👩⚕️ 今日の過去問チャレンジ! (114_am_080)
アレルギーの分類(I型からIV型)って、どれがどれだか頭の中でごちゃ混ぜになってしまいませんか?今回は第114回の午前問80から、II型アレルギーに関する問題です。ここをスッキリ整理しておくだけで、国試本番の点数が確実にアップしますよ!一緒に紐解いていきましょう!
第114回 午前問80
II型アレルギーで起こる疾患はどれか。
1. 糸球体腎炎
2. 関節リウマチ
3. アトピー性皮膚炎
4. アレルギー性結膜炎
5. 特発性血小板減少性紫斑病〈ITP〉
💡 正解と解説
正解は「5」です!
II型アレルギーは別名、「細胞毒性型」とも呼ばれます。これは、自分の細胞の表面にある成分に対して抗体(IgGやIgM)が結合し、その細胞が直接ピンポイントで破壊されてしまうアレルギー反応です。

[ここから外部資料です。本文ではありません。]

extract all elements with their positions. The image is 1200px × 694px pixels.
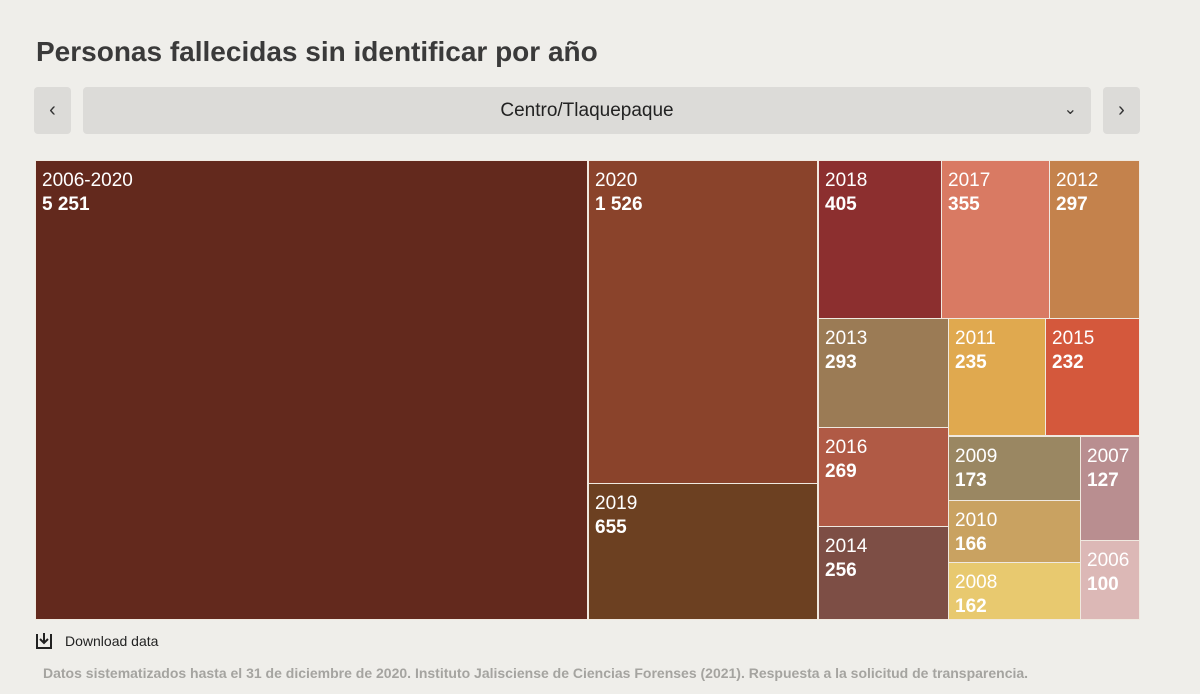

選択肢5の特発性血小板減少性紫斑病(ITP)は、自分の血小板に対する自己抗体ができてしまい、血小板が脾臓などで次々と破壊されて減少してしまう疾患です。まさに「自分の細胞が直接狙い撃ちされて壊される」というII型アレルギーの典型例です。
他の選択肢についても確認しておきましょう!
- 1. 糸球体腎炎、2. 関節リウマチ
これらは主にIII型アレルギー(免疫複合体型)です。抗原と抗体が結合した「ゴミ(免疫複合体)」が、腎臓のフィルター(糸球体)や関節の滑膜に詰まって炎症を引き起こします。 - 3. アトピー性皮膚炎、4. アレルギー性結膜炎
これらは主にI型アレルギー(即時型)です。IgE抗体が関与し、花粉やダニなどのアレルゲンに反応して、ヒスタミンが放出されることで速やかにかゆみや結膜の充血が起こります。
👨⚕️ 一瞬で解く裏技
アレルギーのII型とIII型の違いは、「ピンポイント狙撃」か「ゴミ詰まり」かでイメージすると一瞬で区別できます!
II型(細胞毒性型)=ピンポイント狙撃!
特定の細胞(ターゲット)が直接指名手配されて破壊されます。ITP(血小板が破壊される)、自己免疫性溶血性貧血(赤血球が破壊される)などがこれに当たります。特定の細胞の名前が病名に入っていることが多いのが特徴です。
III型(免疫複合体型)=ゴミ詰まり!
血液中を流れる「抗原と抗体の合体ゴミ(免疫複合体)」が、フィルター構造を持つ場所に引っかかって炎症を起こします。フィルターの代表が「腎臓(糸球体腎炎)」や「関節(関節リウマチ)」、「全身の血管(SLE)」です。
🧠 記憶に定着するゴロ合わせ
アレルギー分類の基本は、この有名なゴロ合わせで一発暗記しましょう!
「ア・シ・ス・タ」で覚えるアレルギー分類!
- ア(I型):アナフィラキシー型(即時型)
アトピー、アレルギー性鼻炎、気管支喘息など。「ア」から始まるものが多い! - シ(II型):細胞毒性型
ITP(血小板減少)、自己免疫性溶血性貧血、不適合輸血など、細胞が壊される! - ス(III型):スリー(III)=免疫複合体型(アルサス型)
糸球体腎炎、ループス(SLE)、関節リウマチなど、フィルターにゴミが詰まる! - タ(IV型):遅延型(細胞性免疫)
ツベルクリン反応、パッチテスト(接触性皮膚炎)、移植拒絶反応など、時間が経ってから(遅れて)起こる!
この「アシスタ」のイメージを持っておけば、国試のアレルギー問題で迷うことはもうありません!しっかり頭に叩き込んでおきましょうね!